Why the individual mandate may fall on Commerce Clause grounds


Author: Luke A. Wake

After Raich v. Gonzalez, 545 U.S. 1 (2005), many constitutional scholars thought that Congress' power to regulate interstate commerce was a near limitless power. In Raich, the Supreme Court said that Congress could regulate the non-economic activity of medical marijuana use; the Court held that even non-economic activities could be regulated under the commerce power if their regulation is necessary for the vindication of a larger economic regulatory scheme. That basically means that even non-economic activities can be regulated by the federal government if Congress thinks its necessary to advance some broad economic policy. Under that standard, Congress can regulate almost any action under the Commerce Clause, so long as the regulation does not violate some other constitutional principle.

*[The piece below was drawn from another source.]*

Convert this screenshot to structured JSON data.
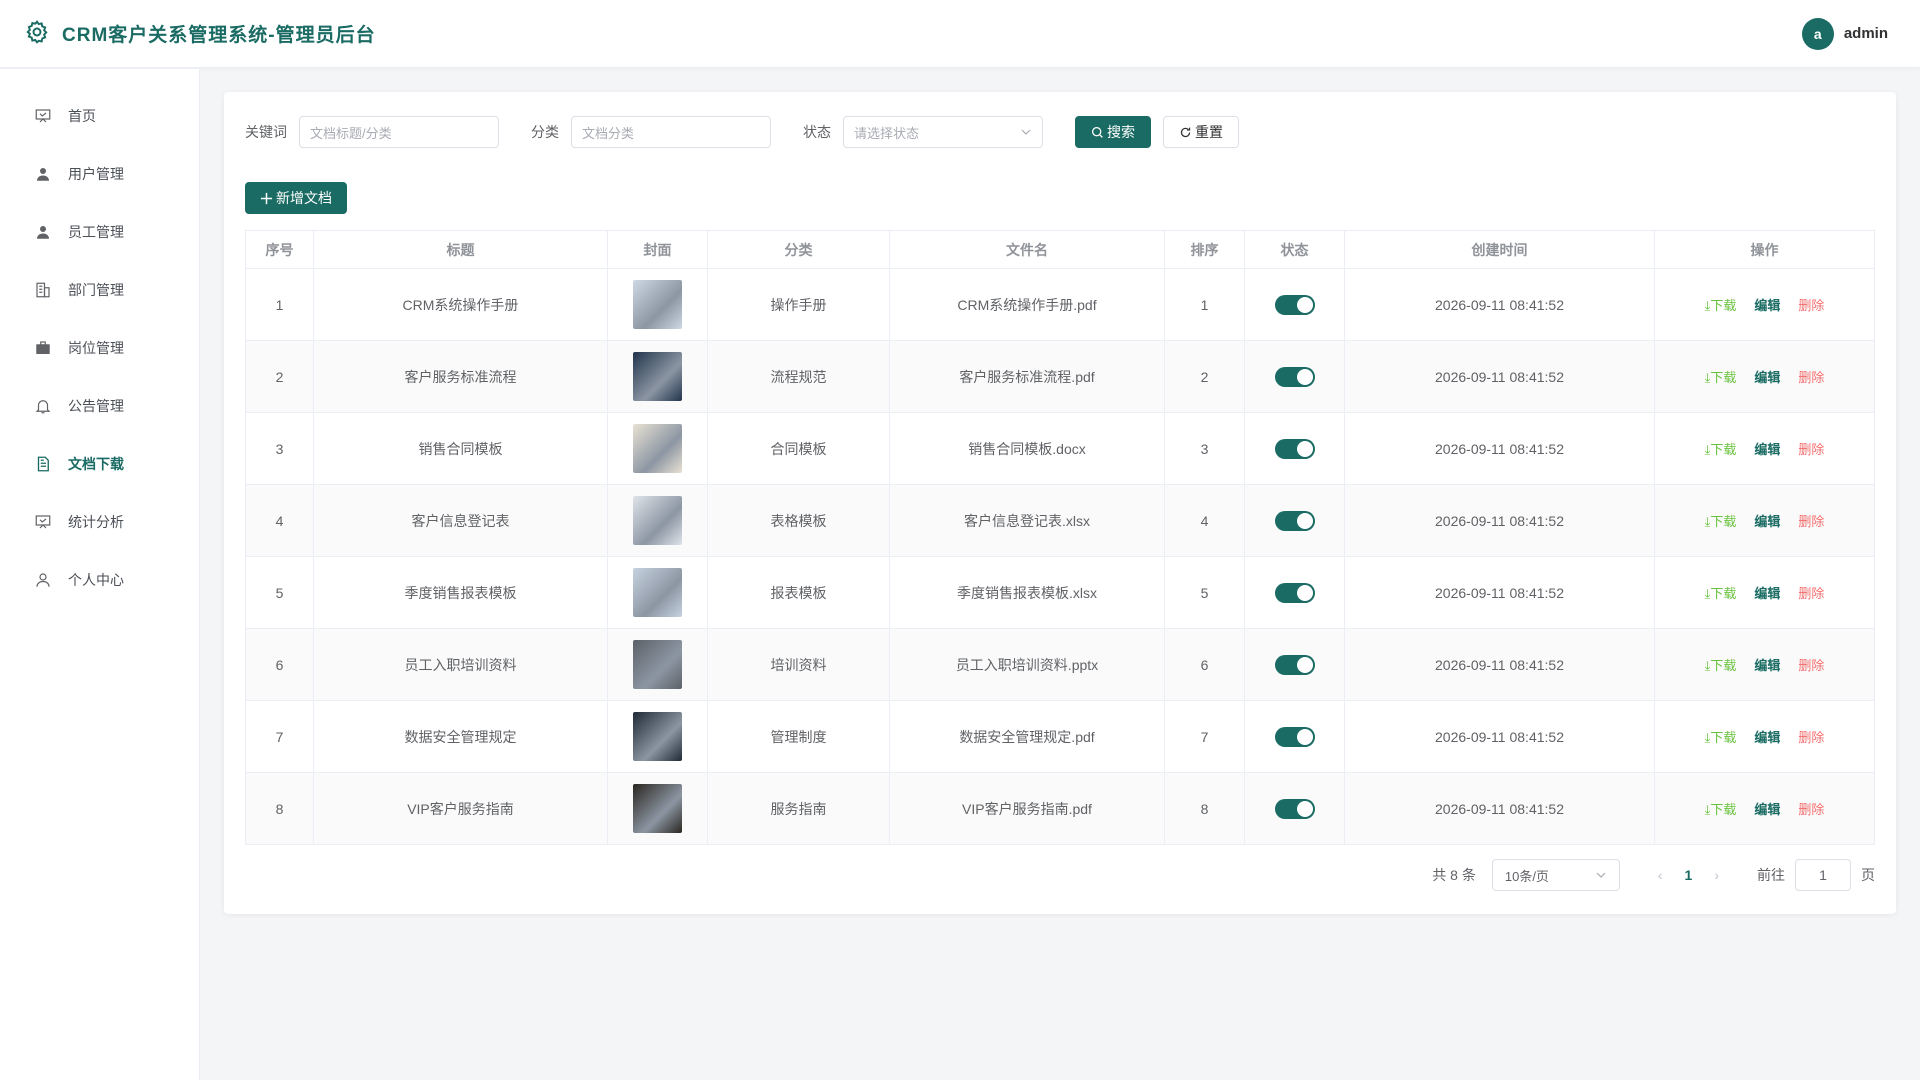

After that case, most commentators thought that there was no hope for suits challenging Congress' authority to enact legislation under the Commerce Clause; however, that was before Congress passed the health care law. With the enactment of Patient Protection and Affordable Care Act, Congress made an unprecedented move. For the first time in American history, the federal government has sought to force us to buy something. This is not only unprecedented, but there is no support for what Congress has done in case law. The Supreme Court has never suggested that Congress can compel commerce. So despite expansive interpretations of the commerce power over the past century, we may actually see the courts strike down the health care law on Commerce Clause grounds.

So why is the mandate to purchase health insurance so vulnerable to this constitutional attack? Doesn't Congress force us to do things we don't want to do all the time? How is this different than laws forcing us to buy car insurance, or forcing hospitals to treat people in the emergency room without regard to their ability to pay? How is this different than the Civil Rights Act, which forced businesses to serve the public without discriminating against individuals on the basis of their race, sex, religion, etc?

The answer is simple: unlike other federal laws, the individual mandate requirement imposes an affirmative obligation on the individual to take an action. Most laws only regulate our behavior, either restricting, directing or prohibiting activities that are otherwise freely chosen. Some laws impose affirmative obligations to act in a certain way, but only on the basis of some other action that we have chosen.

The mandate is unique in that it imposes a duty upon the individual where the individual has taken no action whatsoever. This matters because the Commerce Clause only authorizes federal regulation of actions which affect interstate-commerce. As such, the mandate – regulating inactivity – cannot be justified under the Commerce Clause. Nor can it be justified under any other theory.

The individual mandate is just flat-out unconstitutional.